Went out to Sykes for some Spanish mackerel but didn't catch any but instead saw some small mangs hanging around the octagon pier. Decided to watch them and throw some shrimp pieces and saw some nice keeper size mangs will post pictures. Managed one and three break offs due to self mistakes.


----------



## RandyGuy (Dec 20, 2014)

Okay ended the day with only 3 Mangs not bad ranging from 13" to 14". Had fun fighting them and learned from my mistakes.
Set up used today was my trusty and favorite Okuma Safina Pro combo 7 ft
Spooled with 12 lb Berkley big game green.
15 lb leader about 3.5' - 4' with a big split shot using a #4 - #2 circle hook.


----------



## Emerald Ghost (Mar 11, 2008)

pictures.


----------



## RandyGuy (Dec 20, 2014)

Here's the picture.


----------



## FishinFool (Oct 2, 2007)

Nice! :thumbsup:


----------



## WAReilly (Jun 2, 2014)

Fine supper right there.


----------



## yukondog (Feb 12, 2013)

Is the octagon pier just before you get on Bob Sykes?


----------



## kilroy1117 (Mar 11, 2013)

Yeah I think the octagon is basically the pcola side of Sykes.


----------



## yukondog (Feb 12, 2013)

Going to try the octagon pier tomorrow then hit the bridge about sunset, is the red fishing any good there? Those mangs.
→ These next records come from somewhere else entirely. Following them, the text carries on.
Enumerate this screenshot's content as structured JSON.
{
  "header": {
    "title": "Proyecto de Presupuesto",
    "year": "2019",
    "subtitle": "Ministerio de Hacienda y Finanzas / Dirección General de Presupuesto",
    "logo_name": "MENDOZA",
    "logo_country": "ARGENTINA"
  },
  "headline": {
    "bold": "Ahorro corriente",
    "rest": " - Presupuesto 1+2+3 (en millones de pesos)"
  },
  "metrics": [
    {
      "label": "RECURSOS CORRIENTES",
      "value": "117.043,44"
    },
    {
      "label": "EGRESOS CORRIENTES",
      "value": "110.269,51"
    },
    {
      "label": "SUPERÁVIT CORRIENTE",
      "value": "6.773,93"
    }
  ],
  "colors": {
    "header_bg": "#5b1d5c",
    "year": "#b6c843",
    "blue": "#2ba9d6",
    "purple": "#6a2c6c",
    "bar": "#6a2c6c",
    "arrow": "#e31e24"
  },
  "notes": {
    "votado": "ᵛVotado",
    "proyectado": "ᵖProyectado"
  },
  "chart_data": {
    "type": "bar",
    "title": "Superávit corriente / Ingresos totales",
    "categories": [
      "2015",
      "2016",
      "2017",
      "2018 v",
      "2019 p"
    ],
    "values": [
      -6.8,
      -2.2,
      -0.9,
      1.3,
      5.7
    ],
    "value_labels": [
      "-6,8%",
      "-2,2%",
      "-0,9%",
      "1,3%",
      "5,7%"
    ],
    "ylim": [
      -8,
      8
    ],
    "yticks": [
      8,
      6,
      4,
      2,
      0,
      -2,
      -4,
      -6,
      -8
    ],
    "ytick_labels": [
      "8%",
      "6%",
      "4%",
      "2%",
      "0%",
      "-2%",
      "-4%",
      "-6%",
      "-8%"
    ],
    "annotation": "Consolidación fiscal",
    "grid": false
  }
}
I would like to get a mess of, I use to spear them about 35-40 yrs. ago snorkeling with a Hawaiian sling and catch them along a seawall on Pine Island when I was young.


----------



## Burnin' Daylight (Jun 21, 2013)

Nice fish randy!


----------



## RandyGuy (Dec 20, 2014)

I might hit the pier tomorrow if I don't have to work or Tuesday.


----------



## RandyGuy (Dec 20, 2014)

No snapper but blue runner's, pinfish and sharks.


----------



## t2khonda (Apr 11, 2015)

Nice....


----------



## dan111213 (Jun 29, 2011)

*mangs*

doesn't an octagon have 8 sides to it? and i think it is on the gulf breeze side since santa rosa cty is before pcola bch side.


----------



## RandyGuy (Dec 20, 2014)

Yes Dan it is on the gulf breeze side If you Google Earth Bob Sykes you will see the small pier.


----------